In an investigation into hair and its role in identity, agency, and power we are pleased to invite esteemed artists, activists, and curators: Kendall Gender, Karin Jones, and Saghi Ehteshamzadeh, to join us in discussing their practices and the significance that hair plays in their work and cultural identity.
The goal of this panel discussion is to foster a meaningful cross-cultural discussion about the significance of hair, particularly in the context of BIPOC and LGBTQIA2S+ communities. The event seeks to promote learning and awareness regarding the multifaceted significance of hair in our society, art, and individual identities.
This panel discussion is in reference to the exhibition, The Paradoxes of the Aura, by international artist Ángeles Agrela during her first Canadian solo exhibition. The exhibition will be held from September 28th to November 4th, 2023, at CICA Vancouver. The panel session will be hosted on Thursday, October 28th, 2:00 – 3:30 PM, followed by a 30-minute Q&A session with Audience members. The panel discussion will be a physical event, hosted at 228 Abbott Street, Vancouver BC.
2:00 – 2:05 PM: Introduction to panellists
2:05 – 3:30 PM: Discussion
3:30 – 4:00 PM: Q & A Session
Seating will be provided on a first come first serve basis.
Ángeles Agrela’s meticulously drawn portraits immediately catch the attention of the viewer, not only because of her bold use of colour, and daring use of clashing patterns, but because of the amorphous presence of hair within her works.
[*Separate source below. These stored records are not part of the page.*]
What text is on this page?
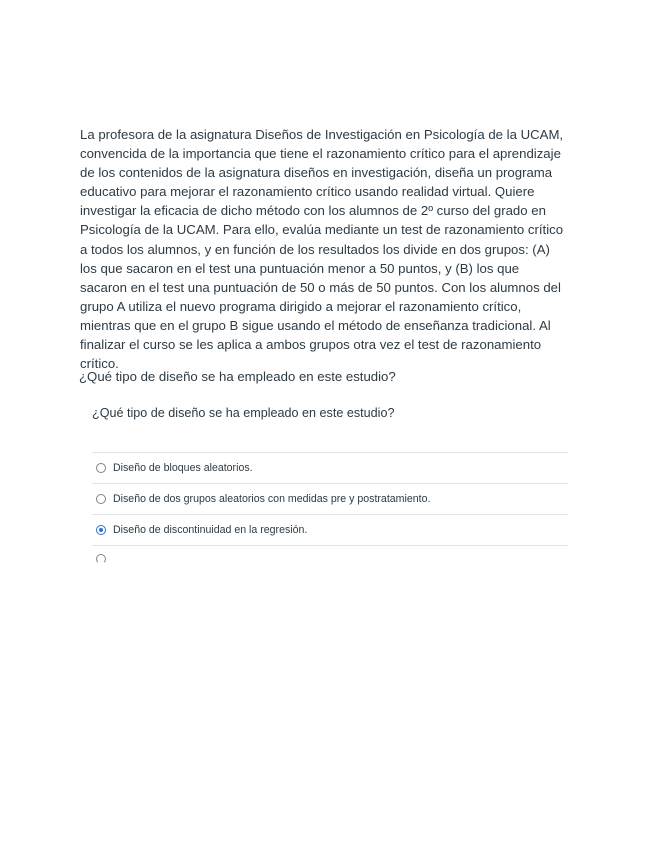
La profesora de la asignatura Diseños de Investigación en Psicología de la UCAM, convencida de la importancia que tiene el razonamiento crítico para el aprendizaje de los contenidos de la asignatura diseños en investigación, diseña un programa educativo para mejorar el razonamiento crítico usando realidad virtual. Quiere investigar la eficacia de dicho método con los alumnos de 2º curso del grado en Psicología de la UCAM. Para ello, evalúa mediante un test de razonamiento crítico a todos los alumnos, y en función de los resultados los divide en dos grupos: (A) los que sacaron en el test una puntuación menor a 50 puntos, y (B) los que sacaron en el test una puntuación de 50 o más de 50 puntos. Con los alumnos del grupo A utiliza el nuevo programa dirigido a mejorar el razonamiento crítico, mientras que en el grupo B sigue usando el método de enseñanza tradicional. Al finalizar el curso se les aplica a ambos grupos otra vez el test de razonamiento crítico.

¿Qué tipo de diseño se ha empleado en este estudio?

¿Qué tipo de diseño se ha empleado en este estudio?

Diseño de bloques aleatorios.
Diseño de dos grupos aleatorios con medidas pre y postratamiento.
Diseño de discontinuidad en la regresión.
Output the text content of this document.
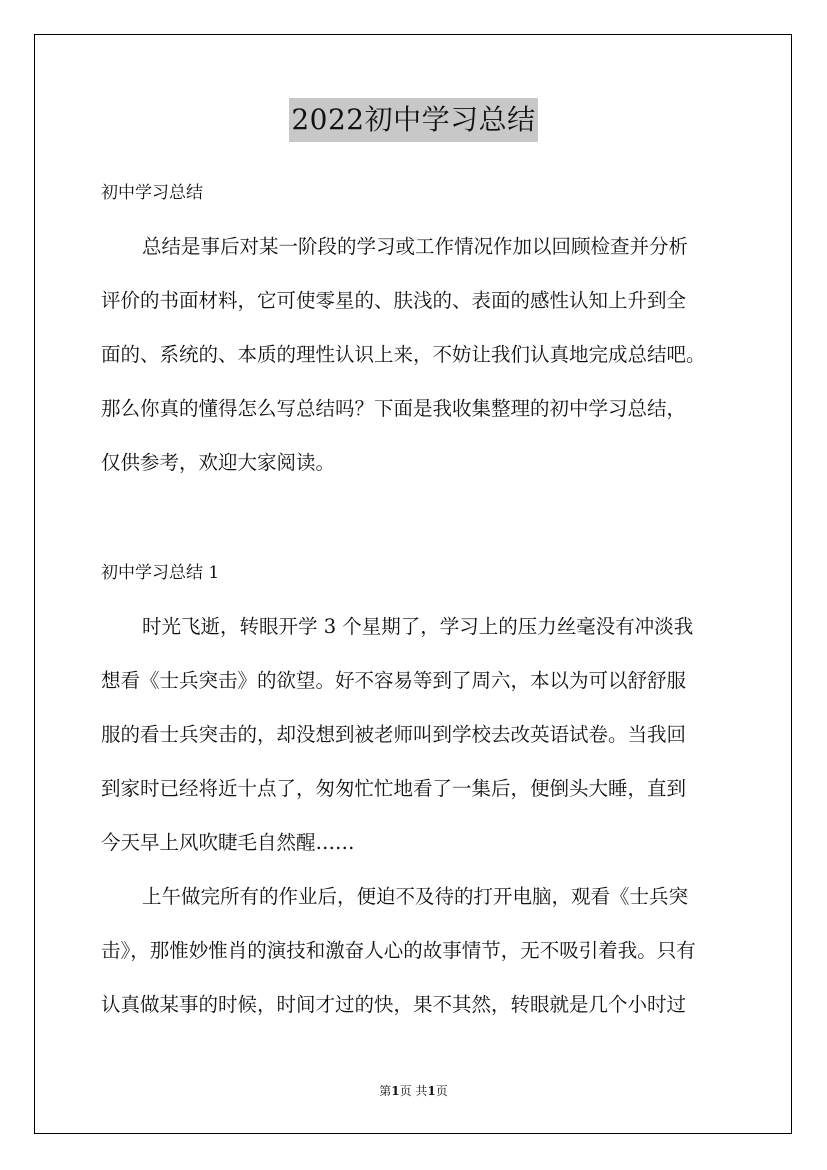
2022初中学习总结
初中学习总结
总结是事后对某一阶段的学习或工作情况作加以回顾检查并分析
评价的书面材料，它可使零星的、肤浅的、表面的感性认知上升到全
面的、系统的、本质的理性认识上来，不妨让我们认真地完成总结吧。
那么你真的懂得怎么写总结吗？下面是我收集整理的初中学习总结，
仅供参考，欢迎大家阅读。
初中学习总结 1
时光飞逝，转眼开学 3 个星期了，学习上的压力丝毫没有冲淡我
想看《士兵突击》的欲望。好不容易等到了周六，本以为可以舒舒服
服的看士兵突击的，却没想到被老师叫到学校去改英语试卷。当我回
到家时已经将近十点了，匆匆忙忙地看了一集后，便倒头大睡，直到
今天早上风吹睫毛自然醒……
上午做完所有的作业后，便迫不及待的打开电脑，观看《士兵突
击》，那惟妙惟肖的演技和激奋人心的故事情节，无不吸引着我。只有
认真做某事的时候，时间才过的快，果不其然，转眼就是几个小时过
第1页 共1页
It flows from the scalps of her subjects in turbulent streams, crossing over and over again, twisted into preposterously elaborate shapes at times replacing the faces of her figures entirely. On the subject, Agrela has spoken at length, detailing the relationship between hair and its role in Identity, stating to Lyle Zimskind for White Hot Magazine in October 2022, that by using hair as a tool to mask and obscure the faces of her subjects she is able to “generate extra attention to the other [kinds of] personal characteristics that individuals consciously choose in creating their image.”
In Highlighting the connection between identity and hair Agrela is participating in a pressing cross-cultural discussion. One whose roots penetrate deep into a tumultuous and often violent history (contemporary and past) of colonialism, white supremacy, misogyny, and transphobia. Hair is of significant importance in BIPOC and LGBTQIA2S+ communities whose bodies have been the subject of constant policing over centuries by a white-hetero-supremacist patriarchal hegemony.